Schädigung des Sehnervs bis zur Erblindung

Unter Glaukom werden verschiedene Augenerkrankungen zusammengefasst, die den Sehnerv schädigen und bei unzureichender Behandlung sogar zerstören und somit zur Erblindung führen.

Häufig ist die Erhöhung des Augeninnendruckes Ursache für ein Glaukom. Abflussstörungen des Kammerwassers in den Kammerwinkeln führen zum einem Ungleichgewicht zwischen der Produktion im Ziliarkörper und dem Abfluss. Dadurch staut sich die Flüssigkeit im Auge und der Druck erhöht sich.
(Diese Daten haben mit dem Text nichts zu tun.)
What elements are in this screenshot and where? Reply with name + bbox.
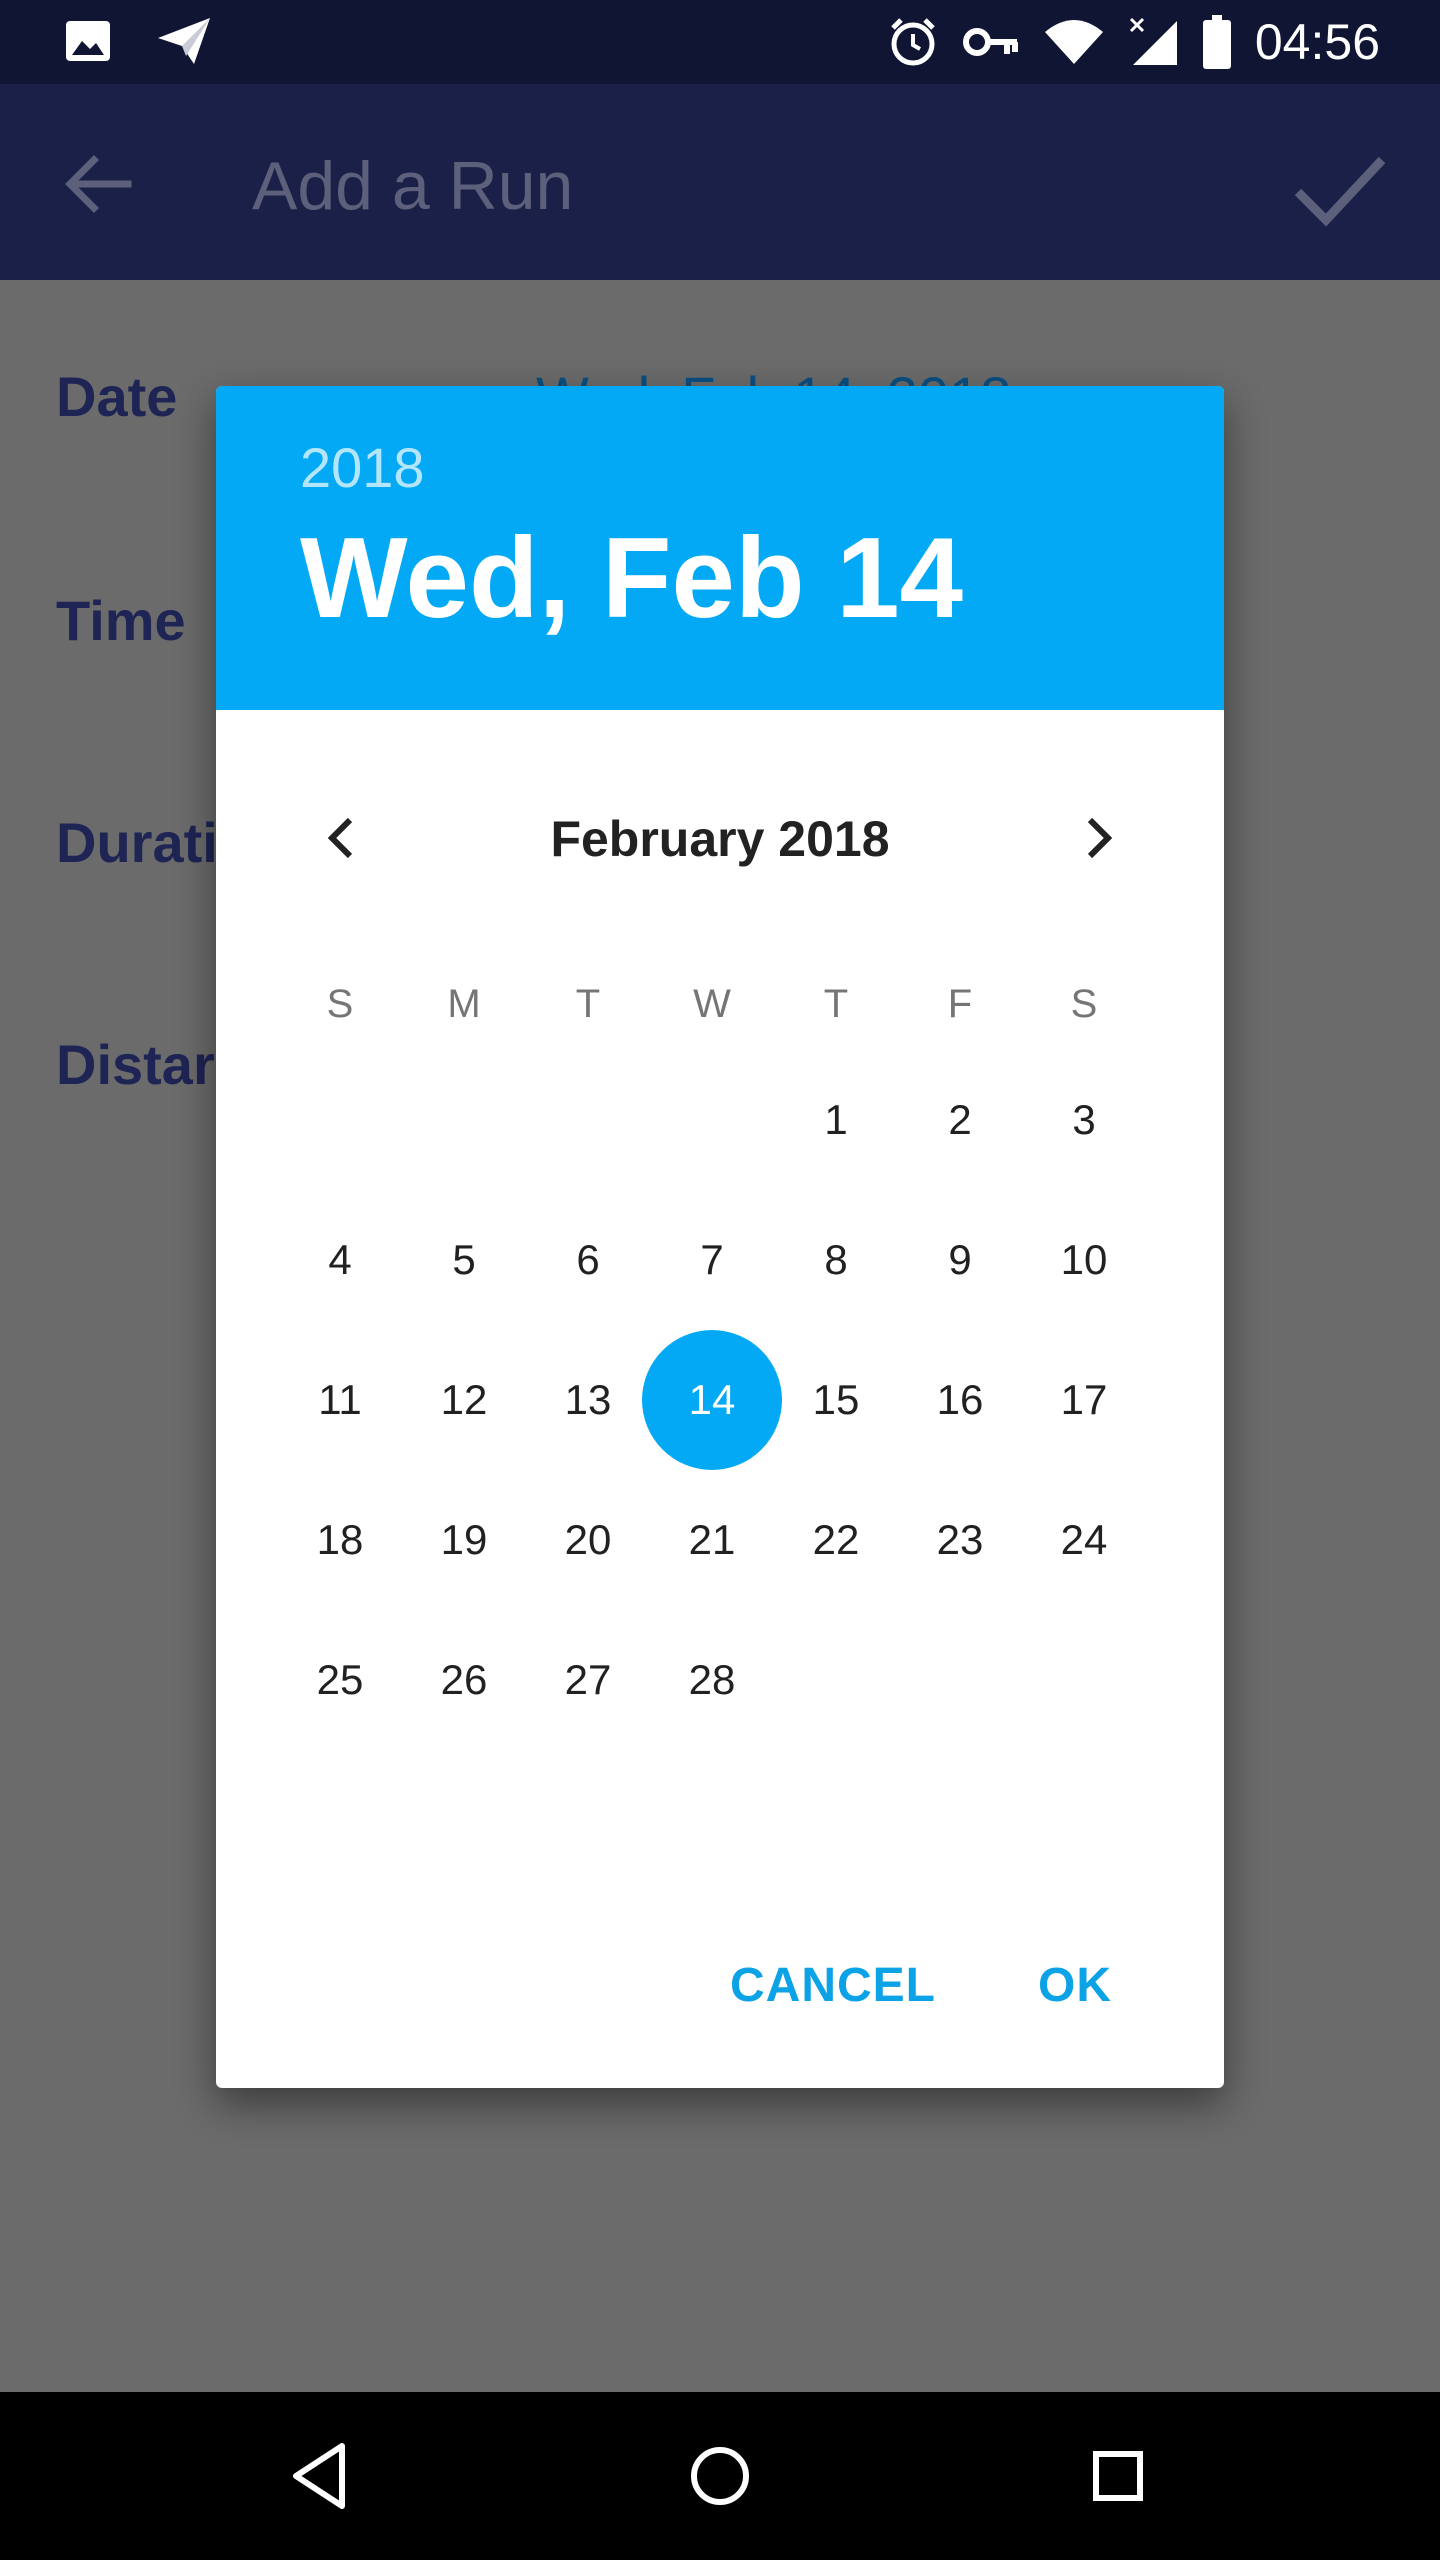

Der erhöhte Augeninnendruck schädigt vor allem die empfindlichen Sehnerven. Das geschädigte Nervengewebe kann nun nicht mehr alle Informationen an das Gehirn weitergeben und somit kommt es zu Gesichtsausfällen, die für das Glaukom typisch sind.

Allerdings gibt es auch Glaukompatienten, deren Augeninnendruck nomal ist.

Daher müssen auch andere Ursachen in Betracht gezogen werden, wie z. B. Durchblutungsstörungen am Sehnerven und der Netzhaut, welche widerum zu Gefäßerkrankungen und zu hohem oder zu niedrigem Blutdruck führen.

Der Glaukom entwickelt sich meist unbemerkt,langsam und schleichend. Das Risiko an Glaukom zu erkranken, steigt mit zunehmendem Alter deutlich an.

Daher empfielt es sich ab dem 40. Lebensjahr regelmäßig eine Vorsorgeuntersuchung durchzuführen.

Therapiert wird Glaukom zunächst medikamentös, um eine Senkung des Augeninnendruckes zu erzielen.

Sollte die medikamentöse Behandlung nicht ausreichen, kann eine Laserbehandlung eingesetzt werden. Die Laserbehandlung bewirkt allerdings nur einen geringen und nicht dauerhaften drucksenkenden Effekt.